Zillow Group announced it is making strides in selling about half of the about 18,000 homes that were part of its now-shuttered Zillow Offers program, once one of the nation’s largest instant cash buyers. But some lawmakers are raising concerns that some of these properties are going to institutional investors at a time when the housing market is starved for more inventory.
“We are focused on making the homes we are listing for sale available to movers as quickly as possible,” a Zillow spokesperson told REALTOR® Magazine. “As we wind down our iBuying operations, we continue to sell homes the way we always have, which includes marketing them on the open market to sell them to all types of buyers such as individuals and families, institutional or individual investors, and nonprofits.”
Zillow abruptly announced last month that it was ending Zillow Offers. That put thousands of properties it already owned or had agreed to buy in limbo. At the end of the third quarter, Zillow had 9,790 homes in its inventory and 8,172 homes under contract.
Zillow said last week it had made “significant progress” in winding down its Zillow Offers inventory and had either sold, were under contract to sell, or had reached an agreement on terms for more than half of the homes it owns.
But a recent bulk sale to an institutional investor has sparked concern in the industry over how many more of these homes could go to institutional investors. In November, The Wall Street Journal reported that Zillow sold 2,000 of its homes to Pretium Partners, a New York City investment firm. Pretium owns about 70,000 single-family home rentals across 20 markets.
U.S. Senators Sherrod Brown, Tina Smith, and Jack Reed sent a letter to Zillow’s CEO Rich Burton on Nov. 8 to raise “serious concerns” over the deal as well as the growing news reports that Zillow had plans to sell 7,000 of its properties for about $2.8 billion to institutional investors—a claim that Zillow says is untrue. The lawmakers wrote that they were concerned Zillow Offers’ housing stock would be sold to institutional investors and turned into rentals at a time when many housing markets are starved for greater housing inventory.
Zillow officials said they are considering many options.
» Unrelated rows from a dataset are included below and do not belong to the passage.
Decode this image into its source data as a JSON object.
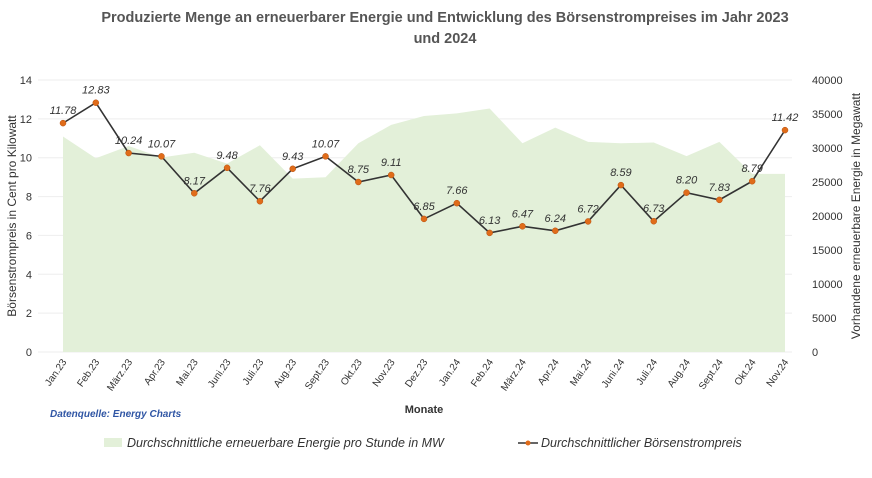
{
  "chart_data": {
    "type": "line",
    "title": "Produzierte Menge an erneuerbarer Energie und Entwicklung des Börsenstrompreises im Jahr 2023 und 2024",
    "title_lines": [
      "Produzierte Menge an erneuerbarer Energie und Entwicklung des Börsenstrompreises im Jahr 2023",
      "und 2024"
    ],
    "xlabel": "Monate",
    "ylabel": "Börsenstrompreis in Cent pro Kilowatt",
    "y2label": "Vorhandene erneuerbare Energie in Megawatt",
    "ylim": [
      0,
      14
    ],
    "yticks": [
      0,
      2,
      4,
      6,
      8,
      10,
      12,
      14
    ],
    "y2lim": [
      0,
      40000
    ],
    "y2ticks": [
      0,
      5000,
      10000,
      15000,
      20000,
      25000,
      30000,
      35000,
      40000
    ],
    "grid": true,
    "legend_position": "bottom",
    "source_note": "Datenquelle: Energy Charts",
    "categories": [
      "Jan.23",
      "Feb.23",
      "März.23",
      "Apr.23",
      "Mai.23",
      "Juni.23",
      "Juli.23",
      "Aug.23",
      "Sept.23",
      "Okt.23",
      "Nov.23",
      "Dez.23",
      "Jan.24",
      "Feb.24",
      "März.24",
      "Apr.24",
      "Mai.24",
      "Juni.24",
      "Juli.24",
      "Aug.24",
      "Sept.24",
      "Okt.24",
      "Nov.24"
    ],
    "series": [
      {
        "name": "Durchschnittliche erneuerbare Energie pro Stunde in MW",
        "type": "area",
        "axis": "right",
        "color": "#e3f0d9",
        "values": [
          31700,
          28500,
          30300,
          28600,
          29300,
          27700,
          30400,
          25500,
          25700,
          30700,
          33400,
          34700,
          35100,
          35800,
          30700,
          33000,
          30900,
          30700,
          30800,
          28800,
          30900,
          26200,
          26200
        ]
      },
      {
        "name": "Durchschnittlicher Börsenstrompreis",
        "type": "line",
        "axis": "left",
        "color": "#333333",
        "marker_color": "#e06c1a",
        "values": [
          11.78,
          12.83,
          10.24,
          10.07,
          8.17,
          9.48,
          7.76,
          9.43,
          10.07,
          8.75,
          9.11,
          6.85,
          7.66,
          6.13,
          6.47,
          6.24,
          6.72,
          8.59,
          6.73,
          8.2,
          7.83,
          8.79,
          11.42
        ],
        "labels": [
          "11.78",
          "12.83",
          "10.24",
          "10.07",
          "8.17",
          "9.48",
          "7.76",
          "9.43",
          "10.07",
          "8.75",
          "9.11",
          "6.85",
          "7.66",
          "6.13",
          "6.47",
          "6.24",
          "6.72",
          "8.59",
          "6.73",
          "8.20",
          "7.83",
          "8.79",
          "11.42"
        ]
      }
    ]
  }
}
“We are pleased with the significant Zillow Offers inventory wind-down progress we've made in such a short time,” Zillow Group CFO Allen Parker said in a recent statement. “We will continue to be disciplined in our inventory wind-down strategy and evaluate a variety of options to best optimize net cash flows to the company.”
In November, Zillow announced it was shutting down Zillow Offers and eliminating a quarter of its workforce. At the time, CEO Rich Barton pointed to “unpredictability in forecasting home prices far exceeds what we anticipated” and said Zillow Offers was causing “too much earnings and balance-sheet volatility” for the company. Barton said in a statement last week that ending Zillow Offers will allow the company to have “a more capital efficient balance sheets and business moving forward.” Zillow also announced a repurchase program, buying up to $750 million of its stock.
Zillow launched Zillow Offers in December 2019 and grew it quickly, giving homeowners an option to sell their homes instantly to Zillow for cash.